Well, after Booger and Otis had come out of the trees and got back in their car and left, Uncle Sagamore backed his truck out of the shed by the barn. Him and Pop loaded the tannery tubs on it and took them off in the timber back of the cornfield.

“Think they been in the sun long enough for now,” he says. “This leather-making is ticklish business. Got to let it age just right, part of the time up there in the sun, and then down here in the shade for a few days.”

I wondered why they had to be clear up there beside the house just to be in the sun, but I didn’t say anything. This didn’t seem like much of a place for having your questions answered.

Uncle Sagamore and Pop talked it over about us staying there for the summer and Uncle Sagamore said it would be fine, only we’d have to kind of provision ourselves. He said he’d been so taken up with his tannery work this spring he’d forgot to plant any garden, and the chickens always quit laying when he brought his tubs up to the house to age in the sun.
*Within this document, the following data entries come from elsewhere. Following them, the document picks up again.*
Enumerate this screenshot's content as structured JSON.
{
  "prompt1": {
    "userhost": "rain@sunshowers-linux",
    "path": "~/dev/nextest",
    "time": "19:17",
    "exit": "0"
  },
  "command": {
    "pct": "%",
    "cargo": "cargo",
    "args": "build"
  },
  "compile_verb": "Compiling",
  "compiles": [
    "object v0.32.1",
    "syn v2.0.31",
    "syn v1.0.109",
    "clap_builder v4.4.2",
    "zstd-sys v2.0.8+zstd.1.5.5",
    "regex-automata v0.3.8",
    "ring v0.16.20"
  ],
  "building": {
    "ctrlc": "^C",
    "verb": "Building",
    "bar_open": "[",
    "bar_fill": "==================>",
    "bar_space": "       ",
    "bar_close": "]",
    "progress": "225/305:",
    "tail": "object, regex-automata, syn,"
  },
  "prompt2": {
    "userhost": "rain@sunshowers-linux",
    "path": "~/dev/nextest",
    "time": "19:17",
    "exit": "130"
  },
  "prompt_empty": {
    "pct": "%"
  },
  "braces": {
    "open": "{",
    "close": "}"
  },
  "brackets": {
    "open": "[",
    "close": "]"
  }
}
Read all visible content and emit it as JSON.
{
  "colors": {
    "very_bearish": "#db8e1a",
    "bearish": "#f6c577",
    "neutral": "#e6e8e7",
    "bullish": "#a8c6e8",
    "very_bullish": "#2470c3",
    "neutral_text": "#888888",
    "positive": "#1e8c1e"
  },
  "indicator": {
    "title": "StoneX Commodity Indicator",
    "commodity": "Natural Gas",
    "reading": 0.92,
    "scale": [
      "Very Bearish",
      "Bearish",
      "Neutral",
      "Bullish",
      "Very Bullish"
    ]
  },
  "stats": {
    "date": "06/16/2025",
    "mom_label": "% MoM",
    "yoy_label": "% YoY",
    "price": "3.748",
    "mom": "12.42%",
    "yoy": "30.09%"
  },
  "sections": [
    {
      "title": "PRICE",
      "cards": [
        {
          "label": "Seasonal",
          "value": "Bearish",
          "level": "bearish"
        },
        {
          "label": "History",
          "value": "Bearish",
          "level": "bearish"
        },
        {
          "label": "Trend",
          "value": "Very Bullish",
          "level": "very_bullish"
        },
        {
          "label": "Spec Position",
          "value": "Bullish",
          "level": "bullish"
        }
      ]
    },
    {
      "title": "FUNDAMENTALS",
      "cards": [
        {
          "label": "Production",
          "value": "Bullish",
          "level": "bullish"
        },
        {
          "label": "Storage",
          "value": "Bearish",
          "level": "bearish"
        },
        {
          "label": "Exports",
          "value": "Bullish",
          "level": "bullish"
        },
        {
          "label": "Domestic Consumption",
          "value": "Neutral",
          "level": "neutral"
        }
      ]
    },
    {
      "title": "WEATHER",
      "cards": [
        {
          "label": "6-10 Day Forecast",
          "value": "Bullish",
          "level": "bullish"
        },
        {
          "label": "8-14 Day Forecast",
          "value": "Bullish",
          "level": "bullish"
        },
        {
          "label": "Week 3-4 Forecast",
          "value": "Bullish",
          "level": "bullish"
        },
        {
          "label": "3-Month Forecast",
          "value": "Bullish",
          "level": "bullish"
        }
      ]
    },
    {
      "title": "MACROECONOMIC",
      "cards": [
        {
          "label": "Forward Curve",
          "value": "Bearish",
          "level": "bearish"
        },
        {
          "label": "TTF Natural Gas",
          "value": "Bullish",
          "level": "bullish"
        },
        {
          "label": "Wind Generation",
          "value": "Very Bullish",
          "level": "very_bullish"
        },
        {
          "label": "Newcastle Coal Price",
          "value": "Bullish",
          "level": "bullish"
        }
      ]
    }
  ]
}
“Oh, that’s all right,” Pop says. “We’ll run into town right now and lay in some supplies.”

So we unhitched the trailer and left it there under the tree and started out in the car. When we passed Mr. Jimerson’s place he was lying on his back on the front porch. He waved a hand and grinned at us.

“Guess they didn’t run over any of his hawgs this time,” Pop says.

“Why do you suppose they’re always trying to save Uncle Sagamore from something?” I asked him.

“Well, he’s a big taxpayer,” Pop says. “And I reckon they just like him.”

It was about two more miles from there out to where the little road joined the highway. But just before we got there we came around a little curve and Pop slammed on the brakes and stopped. There was a car and a big, shiny, silver-and-blue house trailer pulled about halfway off the road.

Pop looked at it. We could get by it all right, but it was a funny place to meet a big trailer like that because this road didn’t go anywhere except to some farms like Uncle Sagamore’s back towards the river bottom. And there was nobody in the car.